Tuesday, September 10, 2002

Richard Clark, chief executive officer of Toronto real estate company Brookfield Properties Corp., has been on a mission for the past year: to persuade major tenants not to flee the area surrounding ground zero.

He has had mixed results. Since terrorists reduced the World Trade Center's twin towers to rubble, many Wall Street refugees have not returned. And landlords have had little luck attracting new tenants.

In all, six buildings were destroyed in New York City's financial district last Sept. 11, accounting for about 13 million square feet of space. Another 23 surrounding properties, including four owned by Brookfield, were damaged, accounting for 21.1 million square feet.

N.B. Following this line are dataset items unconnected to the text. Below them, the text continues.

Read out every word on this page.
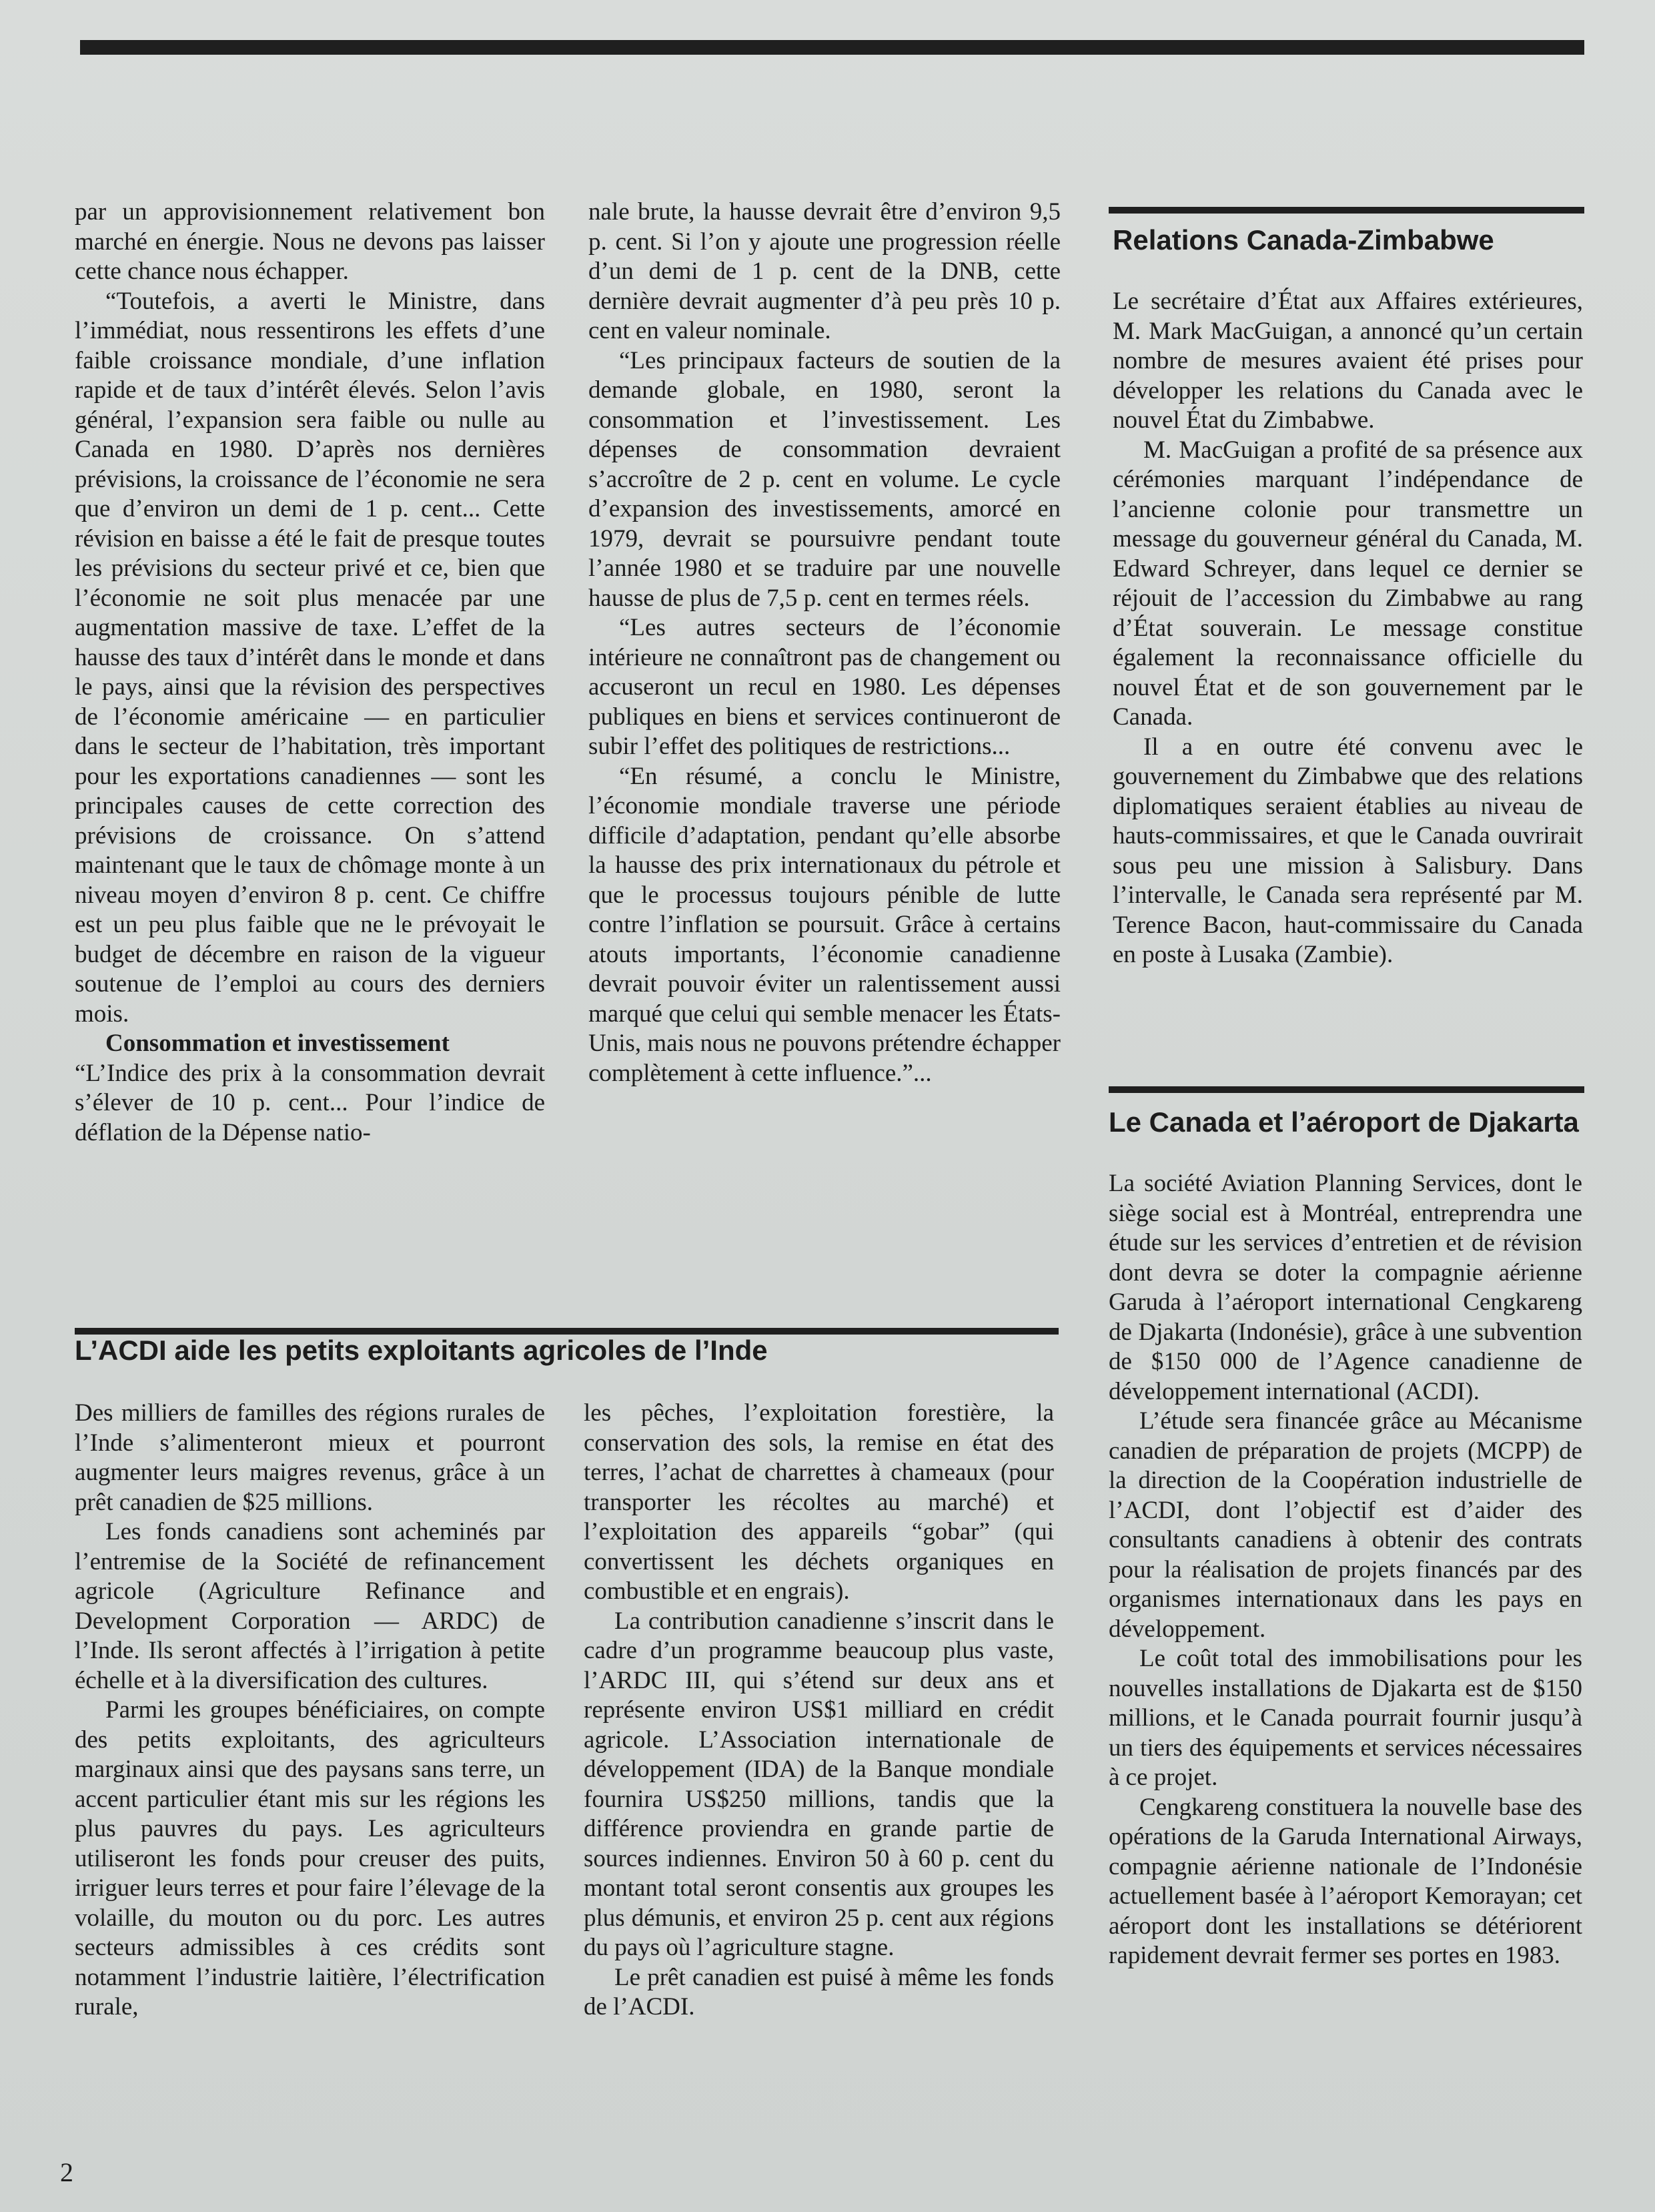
par un approvisionnement relativement bon marché en énergie. Nous ne devons pas laisser cette chance nous échapper.

“Toutefois, a averti le Ministre, dans l’immédiat, nous ressentirons les effets d’une faible croissance mondiale, d’une inflation rapide et de taux d’intérêt élevés. Selon l’avis général, l’expansion sera faible ou nulle au Canada en 1980. D’après nos dernières prévisions, la croissance de l’économie ne sera que d’environ un demi de 1 p. cent... Cette révision en baisse a été le fait de presque toutes les prévisions du secteur privé et ce, bien que l’économie ne soit plus menacée par une augmentation massive de taxe. L’effet de la hausse des taux d’intérêt dans le monde et dans le pays, ainsi que la révision des perspectives de l’économie américaine — en particulier dans le secteur de l’habitation, très important pour les exportations canadiennes — sont les principales causes de cette correction des prévisions de croissance. On s’attend maintenant que le taux de chômage monte à un niveau moyen d’environ 8 p. cent. Ce chiffre est un peu plus faible que ne le prévoyait le budget de décembre en raison de la vigueur soutenue de l’emploi au cours des derniers mois.

Consommation et investissement

“L’Indice des prix à la consommation devrait s’élever de 10 p. cent... Pour l’indice de déflation de la Dépense natio-

nale brute, la hausse devrait être d’environ 9,5 p. cent. Si l’on y ajoute une progression réelle d’un demi de 1 p. cent de la DNB, cette dernière devrait augmenter d’à peu près 10 p. cent en valeur nominale.

“Les principaux facteurs de soutien de la demande globale, en 1980, seront la consommation et l’investissement. Les dépenses de consommation devraient s’accroître de 2 p. cent en volume. Le cycle d’expansion des investissements, amorcé en 1979, devrait se poursuivre pendant toute l’année 1980 et se traduire par une nouvelle hausse de plus de 7,5 p. cent en termes réels.

“Les autres secteurs de l’économie intérieure ne connaîtront pas de changement ou accuseront un recul en 1980. Les dépenses publiques en biens et services continueront de subir l’effet des politiques de restrictions...

“En résumé, a conclu le Ministre, l’économie mondiale traverse une période difficile d’adaptation, pendant qu’elle absorbe la hausse des prix internationaux du pétrole et que le processus toujours pénible de lutte contre l’inflation se poursuit. Grâce à certains atouts importants, l’économie canadienne devrait pouvoir éviter un ralentissement aussi marqué que celui qui semble menacer les États-Unis, mais nous ne pouvons prétendre échapper complètement à cette influence.”...

Relations Canada-Zimbabwe

Le secrétaire d’État aux Affaires extérieures, M. Mark MacGuigan, a annoncé qu’un certain nombre de mesures avaient été prises pour développer les relations du Canada avec le nouvel État du Zimbabwe.

M. MacGuigan a profité de sa présence aux cérémonies marquant l’indépendance de l’ancienne colonie pour transmettre un message du gouverneur général du Canada, M. Edward Schreyer, dans lequel ce dernier se réjouit de l’accession du Zimbabwe au rang d’État souverain. Le message constitue également la reconnaissance officielle du nouvel État et de son gouvernement par le Canada.

Il a en outre été convenu avec le gouvernement du Zimbabwe que des relations diplomatiques seraient établies au niveau de hauts-commissaires, et que le Canada ouvrirait sous peu une mission à Salisbury. Dans l’intervalle, le Canada sera représenté par M. Terence Bacon, haut-commissaire du Canada en poste à Lusaka (Zambie).

Le Canada et l’aéroport de Djakarta

La société Aviation Planning Services, dont le siège social est à Montréal, entreprendra une étude sur les services d’entretien et de révision dont devra se doter la compagnie aérienne Garuda à l’aéroport international Cengkareng de Djakarta (Indonésie), grâce à une subvention de $150 000 de l’Agence canadienne de développement international (ACDI).

L’étude sera financée grâce au Mécanisme canadien de préparation de projets (MCPP) de la direction de la Coopération industrielle de l’ACDI, dont l’objectif est d’aider des consultants canadiens à obtenir des contrats pour la réalisation de projets financés par des organismes internationaux dans les pays en développement.

Le coût total des immobilisations pour les nouvelles installations de Djakarta est de $150 millions, et le Canada pourrait fournir jusqu’à un tiers des équipements et services nécessaires à ce projet.

Cengkareng constituera la nouvelle base des opérations de la Garuda International Airways, compagnie aérienne nationale de l’Indonésie actuellement basée à l’aéroport Kemorayan; cet aéroport dont les installations se détériorent rapidement devrait fermer ses portes en 1983.

L’ACDI aide les petits exploitants agricoles de l’Inde

Des milliers de familles des régions rurales de l’Inde s’alimenteront mieux et pourront augmenter leurs maigres revenus, grâce à un prêt canadien de $25 millions.

Les fonds canadiens sont acheminés par l’entremise de la Société de refinancement agricole (Agriculture Refinance and Development Corporation — ARDC) de l’Inde. Ils seront affectés à l’irrigation à petite échelle et à la diversification des cultures.

Parmi les groupes bénéficiaires, on compte des petits exploitants, des agriculteurs marginaux ainsi que des paysans sans terre, un accent particulier étant mis sur les régions les plus pauvres du pays. Les agriculteurs utiliseront les fonds pour creuser des puits, irriguer leurs terres et pour faire l’élevage de la volaille, du mouton ou du porc. Les autres secteurs admissibles à ces crédits sont notamment l’industrie laitière, l’électrification rurale,

les pêches, l’exploitation forestière, la conservation des sols, la remise en état des terres, l’achat de charrettes à chameaux (pour transporter les récoltes au marché) et l’exploitation des appareils “gobar” (qui convertissent les déchets organiques en combustible et en engrais).

La contribution canadienne s’inscrit dans le cadre d’un programme beaucoup plus vaste, l’ARDC III, qui s’étend sur deux ans et représente environ US$1 milliard en crédit agricole. L’Association internationale de développement (IDA) de la Banque mondiale fournira US$250 millions, tandis que la différence proviendra en grande partie de sources indiennes. Environ 50 à 60 p. cent du montant total seront consentis aux groupes les plus démunis, et environ 25 p. cent aux régions du pays où l’agriculture stagne.

Le prêt canadien est puisé à même les fonds de l’ACDI.

2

Just under 138,000 men and women worked in these buildings. Nearly 48 per cent of them have not returned and about one out of every five floors of downtown office space is empty, according to TenantWise.com, a real estate company.

Brookfield, downtown Manhattan's biggest private landlord, has a big stake in the area's future viability. Mr. Clark, a third-generation real estate man, remains optimistic about the long-term prospects. "We're committed to downtown. We're anxious to continue to invest downtown. We think the future is very bright," he said in a recent interview.

Yesterday, he made good on that promise by announcing that Brookfield will purchase Lehman Brothers Holdings Inc.'s 51-per-cent interest in a tower in the World Financial Center complex for $158-million (U.S.).

The 52-storey building is the world headquarters of co-owner American Express Co. and one of four towers in the complex. Brookfield now owns 9.1 million square feet of office space downtown, including 100 per cent of two towers and a half interest in a third tower in the World Financial Center complex and One Liberty Plaza.

Lehman sold its interest in the tower as part of its decision to move its headquarters from the World Financial Center to midtown Manhattan. It was also the largest tenant in Brookfield's One World Financial Center.

Lehman's departure will not hurt Brookfield's bottom line -- the firm's 20-year lease requires it to pay rent regardless of whether it occupies the space. But it was a blow to Brookfield's efforts to persuade other displaced tenants to return, Mr. Clark conceded. Many of them joined an exodus to midtown or the suburbs, including Morgan Stanley, the largest securities firm in Manhattan.

At the same time, other major tenants have returned. Law firm Cleary Gottlieb Steen & Hamilton was the first major tenant back in Liberty Plaza last December. Merrill Lynch & Co. Inc. returned to the World Financial Center five weeks later, and American Express is back in its building in the complex, albeit with fewer employees.

But many former tenants are still leery of returning. Their reluctance is compounded by the economic slowdown. In July, the vacancy rate in lower Manhattan for class A office space -- a real estate term for properties built after 1970 and outfitted with the latest technology -- soared to 14.7 per cent, according to commercial real estate brokerage Colliers ABR Inc.

That's more than double the 5.8-per-cent rate last July, and the highest in five years.

In Brookfield's downtown Manhattan buildings, the vacancy rate doubled to 2.1 per cent at the end of June from less than 1 per cent a year ago. Most of the increase came from the loss of Gruntal & Co., a defunct brokerage firm that had more than 400 employees in Liberty Plaza.